The Basilica of Saint Mary Major, located on the top of the “Esquiline” hill, is one of the four patriarchal basilicas of Rome and is the only one that has preserved the early Christian structures. A well-known tradition says that it was the Virgin Mary to indicate and inspire the construction of her dwelling on the Esquiline. Appearing in a dream to Pope Liberius, She asked for the construction of a church in his honor, in a place that She herself would miraculously indicate. On the morning of 5 August, the “Esquiline” hill appeared cloaked in snow.

The basilica is an absolute masterpiece of early Christian and Baroque art and architecture that will leave you speechless with the beauty of its mosaics, frescoes and sculptures.

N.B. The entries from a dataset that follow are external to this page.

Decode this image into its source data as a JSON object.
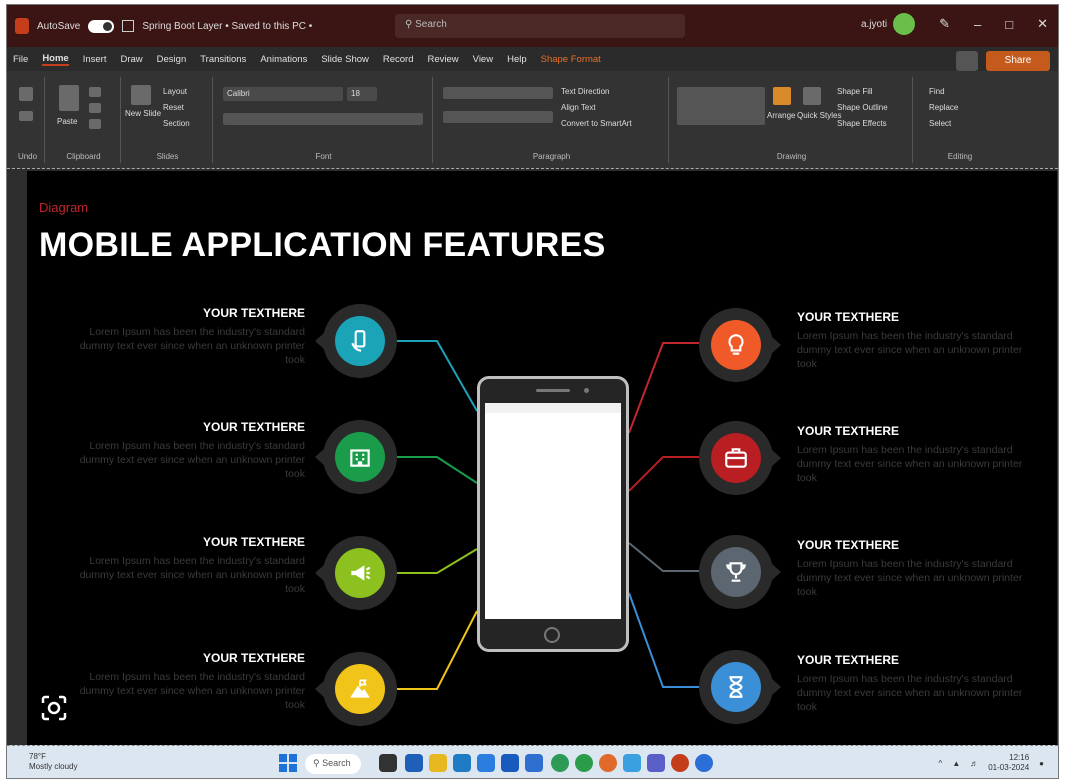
{
  "titlebar": {
    "autosave_label": "AutoSave",
    "toggle_state": "Off",
    "doc_title": "Spring Boot Layer • Saved to this PC •",
    "search_placeholder": "Search",
    "user": "a.jyoti"
  },
  "tabs": [
    "File",
    "Home",
    "Insert",
    "Draw",
    "Design",
    "Transitions",
    "Animations",
    "Slide Show",
    "Record",
    "Review",
    "View",
    "Help",
    "Shape Format"
  ],
  "share_label": "Share",
  "ribbon": {
    "groups": [
      "Undo",
      "Clipboard",
      "Slides",
      "Font",
      "Paragraph",
      "Drawing",
      "Editing"
    ],
    "clipboard": {
      "paste": "Paste"
    },
    "slides": {
      "new_slide": "New Slide",
      "layout": "Layout",
      "reset": "Reset",
      "section": "Section"
    },
    "font": {
      "name": "Calibri",
      "size": "18"
    },
    "paragraph": {
      "text_direction": "Text Direction",
      "align_text": "Align Text",
      "smartart": "Convert to SmartArt"
    },
    "drawing": {
      "arrange": "Arrange",
      "quick_styles": "Quick Styles",
      "shape_fill": "Shape Fill",
      "shape_outline": "Shape Outline",
      "shape_effects": "Shape Effects"
    },
    "editing": {
      "find": "Find",
      "replace": "Replace",
      "select": "Select"
    }
  },
  "slide": {
    "category": "Diagram",
    "title": "MOBILE APPLICATION FEATURES",
    "features_left": [
      {
        "heading": "YOUR TEXTHERE",
        "body": "Lorem Ipsum has been the industry's standard dummy text ever since when an unknown printer took",
        "color": "#1ba3b8",
        "icon": "hand-phone-icon"
      },
      {
        "heading": "YOUR TEXTHERE",
        "body": "Lorem Ipsum has been the industry's standard dummy text ever since when an unknown printer took",
        "color": "#1a9c4b",
        "icon": "building-icon"
      },
      {
        "heading": "YOUR TEXTHERE",
        "body": "Lorem Ipsum has been the industry's standard dummy text ever since when an unknown printer took",
        "color": "#8cc11f",
        "icon": "megaphone-icon"
      },
      {
        "heading": "YOUR TEXTHERE",
        "body": "Lorem Ipsum has been the industry's standard dummy text ever since when an unknown printer took",
        "color": "#f0c419",
        "icon": "mountain-flag-icon"
      }
    ],
    "features_right": [
      {
        "heading": "YOUR TEXTHERE",
        "body": "Lorem Ipsum has been the industry's standard dummy text ever since when an unknown printer took",
        "color": "#f05a28",
        "icon": "lightbulb-icon"
      },
      {
        "heading": "YOUR TEXTHERE",
        "body": "Lorem Ipsum has been the industry's standard dummy text ever since when an unknown printer took",
        "color": "#b81e22",
        "icon": "briefcase-icon"
      },
      {
        "heading": "YOUR TEXTHERE",
        "body": "Lorem Ipsum has been the industry's standard dummy text ever since when an unknown printer took",
        "color": "#5c6670",
        "icon": "trophy-icon"
      },
      {
        "heading": "YOUR TEXTHERE",
        "body": "Lorem Ipsum has been the industry's standard dummy text ever since when an unknown printer took",
        "color": "#3a8fd6",
        "icon": "hourglass-icon"
      }
    ]
  },
  "taskbar": {
    "weather_temp": "78°F",
    "weather_desc": "Mostly cloudy",
    "search_label": "Search",
    "time": "12:16",
    "date": "01-03-2024"
  }
}
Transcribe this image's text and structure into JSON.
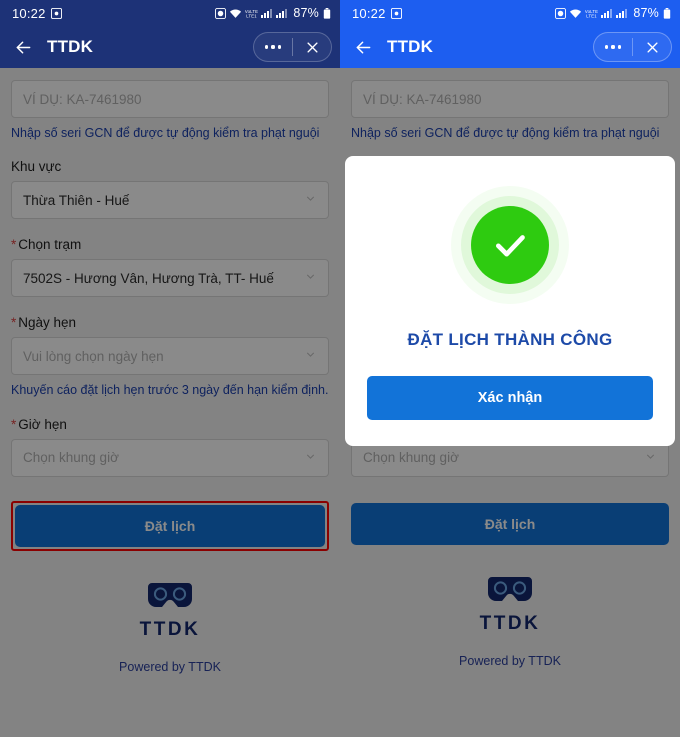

The Basilica of St. Peter in the Vatican is the largest of the four papal basilicas of Rome, often described as the largest church in the world and the center of Catholicism. In the basilica are held: the main liturgical celebrations of Catholic worship, presided over by the Pope; the proclamation of the new pontiffs; the funeral services of the deceased popes and the celebration of the opening and closing of the jubilees. The St. Peter’s Basilica is also one of the largest buildings in the world: 218 meters long and high up to the dome over 130 meters, the total area is about 23,000 square meters. All around the church the grandiose colonnade, the work of Bernini, encloses the elliptical square, created to host the crowds of the faithful, in a spectacular and metaphorical embrace of all of Christendom. Its huge dome is one of the most famous symbols of the city of Rome, as well as one of the most panoramic points of the city, with a 360 degree view of the entire Vatican City and almost all the districts of the historic center of Rome.

Saint Peter's Basilica

Vatican Museums

The Vatican Museums are considered among the most important in the world and their visit is an essential and indispensable moment for anyone who comes to Rome. Here the Popes have, over time, collected and preserved among the highest masterpieces of art of all time and the most precious testimonies of the past. The Museums also include outstanding artistic monuments, such as the Chapel of Fra Angelico, the Stanze and the Loggia by Raffaello, the Borgia Apartment and especially the Sistine Chapel which, besides containing works of inestimable value, is the official seat of the Conclave and the room where the cardinals gather to elect the new Pope. For their priceless value, the queues at the entrance are really long, especially during high season periods such as Christmas, Easter and spring.